Monday Morning Quarter-Baking: Filmdora
By J. Goodman
I have a dream. That films will one day be as easy to search and discover as music. It's a simple man's dream. Like peace on earth, cold fusion and the ability to grow gills when Waterworld occurs.
If my dream came true, here's what it would look like:
FILMDORA
Have you ever heard of Pandora, the online music service that allows you to discover and listen to songs that share similar music characteristics? It's a great way to find 'new' music that's similar to music you already like. It's a pretty good service.
Where's Pandora for films? Sure, you can stream films on Netflix or Amazon and those services will make suggestions based on the movies you like and watch, i.e., if you liked this, check this out. But what are those recommendations based on? What's the formula? Now, I don't know. I'm no elite hacker who can break into their system and tease out the algorithm. So I'm just going to raise an unsupported assumption and parade it around as fact.
What those services do is they take a movie that you like and recommend movies that other people like who also like the movie that you like. Less confusingly, if I like Shawshank Redemption, they might tell me that I'll enjoy The Usual Suspects because a lot of people who like Shawshank also like The Usual Suspects. Well, both of those are great movies - where's the real depth in analysis?
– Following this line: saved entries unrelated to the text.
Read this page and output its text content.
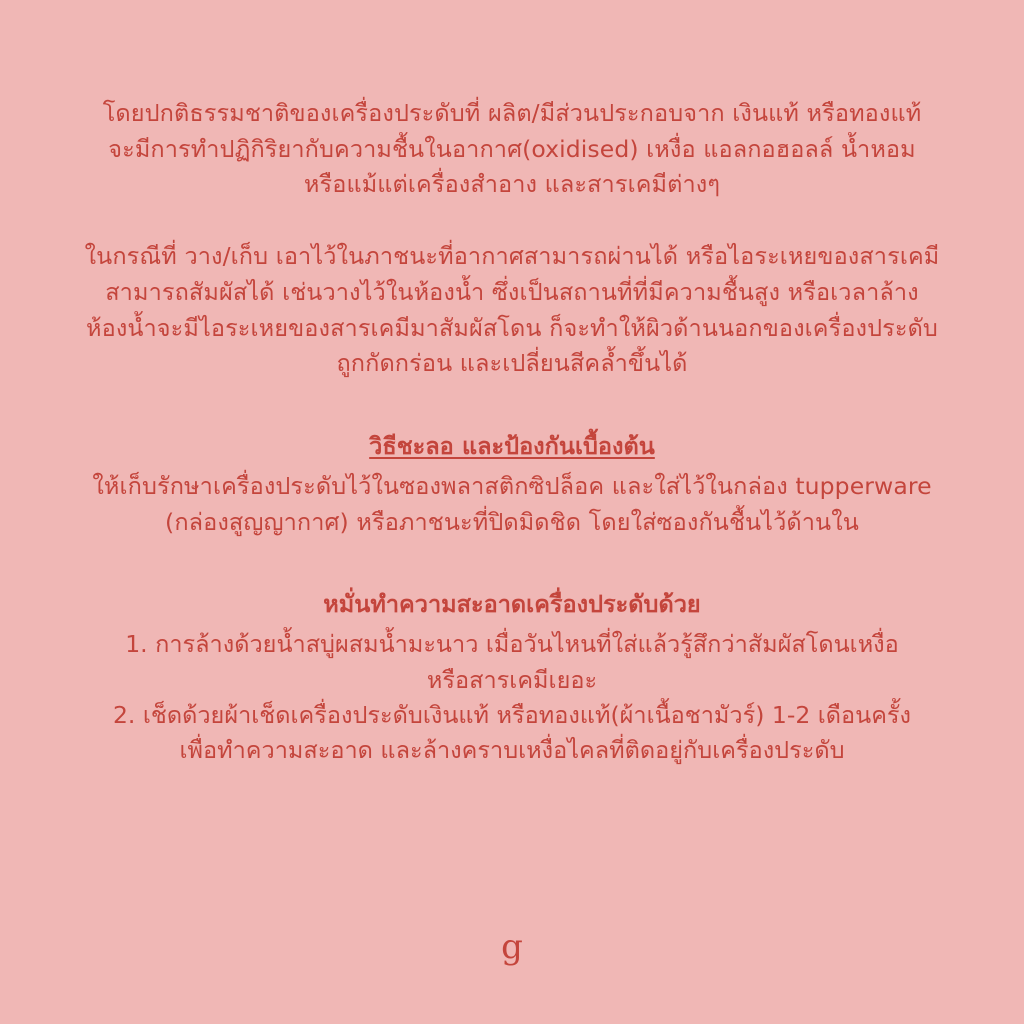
โดยปกติธรรมชาติของเครื่องประดับที่ ผลิต/มีส่วนประกอบจาก เงินแท้ หรือทองแท้

จะมีการทำปฏิกิริยากับความชื้นในอากาศ(oxidised) เหงื่อ แอลกอฮอลล์ น้ำหอม

หรือแม้แต่เครื่องสำอาง และสารเคมีต่างๆ

ในกรณีที่ วาง/เก็บ เอาไว้ในภาชนะที่อากาศสามารถผ่านได้ หรือไอระเหยของสารเคมี

สามารถสัมผัสได้ เช่นวางไว้ในห้องน้ำ ซึ่งเป็นสถานที่ที่มีความชื้นสูง หรือเวลาล้าง

ห้องน้ำจะมีไอระเหยของสารเคมีมาสัมผัสโดน ก็จะทำให้ผิวด้านนอกของเครื่องประดับ

ถูกกัดกร่อน และเปลี่ยนสีคล้ำขึ้นได้

วิธีชะลอ และป้องกันเบื้องต้น

ให้เก็บรักษาเครื่องประดับไว้ในซองพลาสติกซิปล็อค และใส่ไว้ในกล่อง tupperware

(กล่องสูญญากาศ) หรือภาชนะที่ปิดมิดชิด โดยใส่ซองกันชื้นไว้ด้านใน

หมั่นทำความสะอาดเครื่องประดับด้วย

1. การล้างด้วยน้ำสบู่ผสมน้ำมะนาว เมื่อวันไหนที่ใส่แล้วรู้สึกว่าสัมผัสโดนเหงื่อ

หรือสารเคมีเยอะ

2. เช็ดด้วยผ้าเช็ดเครื่องประดับเงินแท้ หรือทองแท้(ผ้าเนื้อชามัวร์) 1-2 เดือนครั้ง

เพื่อทำความสะอาด และล้างคราบเหงื่อไคลที่ติดอยู่กับเครื่องประดับ

g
For every song, Pandora applies its categorization. It's called the music genome project. Pandora employees find the DNA of every song based on dozens of variables and the program uses those results to match songs to one another. If I listen to a music channel of Nirvana, I'm going to listen to other bands that are musically similar like Pearl Jam and Soundgarden and after a while I might come across some unknown band that released a song last year that's stylistically comparable to what Nirvana was doing in the 90s.
FILMDORA will do just that, too. We'll have the movie genome project and break down every film along a spectrum. If you like Shawshank then we will recommend other prison/escape films like Escape from Alcatraz and The Green Mile and (maybe even) Face/Off, but we'll also recommend introspective dramas about hope and determination like Castaway and Contact. Any many more.
And maybe Netflix and Amazon do this to some extent, but they don't have the following feature that will make FILMDORA unbeatable: we do the same thing with movie quotes.
Consider this, a movie quote database that is inextricably linked. If you type in a quote like the Joker's 'Wait til they get a load of me' from Tim Burton's Batman, FILMDORA will spit out similar quotes from other movies like:
I'm the party pooper. (Kindergarten Cop)
This is SPARTA! (300)
We will be cruel to the Germans, and through our cruelty they will know who we are. And they will find the evidence of our cruelty in the disemboweled, dismembered, and disfigured bodies of their brothers we leave behind us. And the German won't not be able to help themselves but to imagine the cruelty their brothers endured at our hands, and our boot heels, and the edge of our knives. And the German will be sickened by us, and the German will talk about us, and the German will fear us. And when the German closes their eyes at night and they're tortured by their subconscious for the evil they have done, it will be with thoughts of us they are tortured with. Sound good? (Inglourious Basterds)
FILMDORA probably just blew your mind. Suck it, IMDB.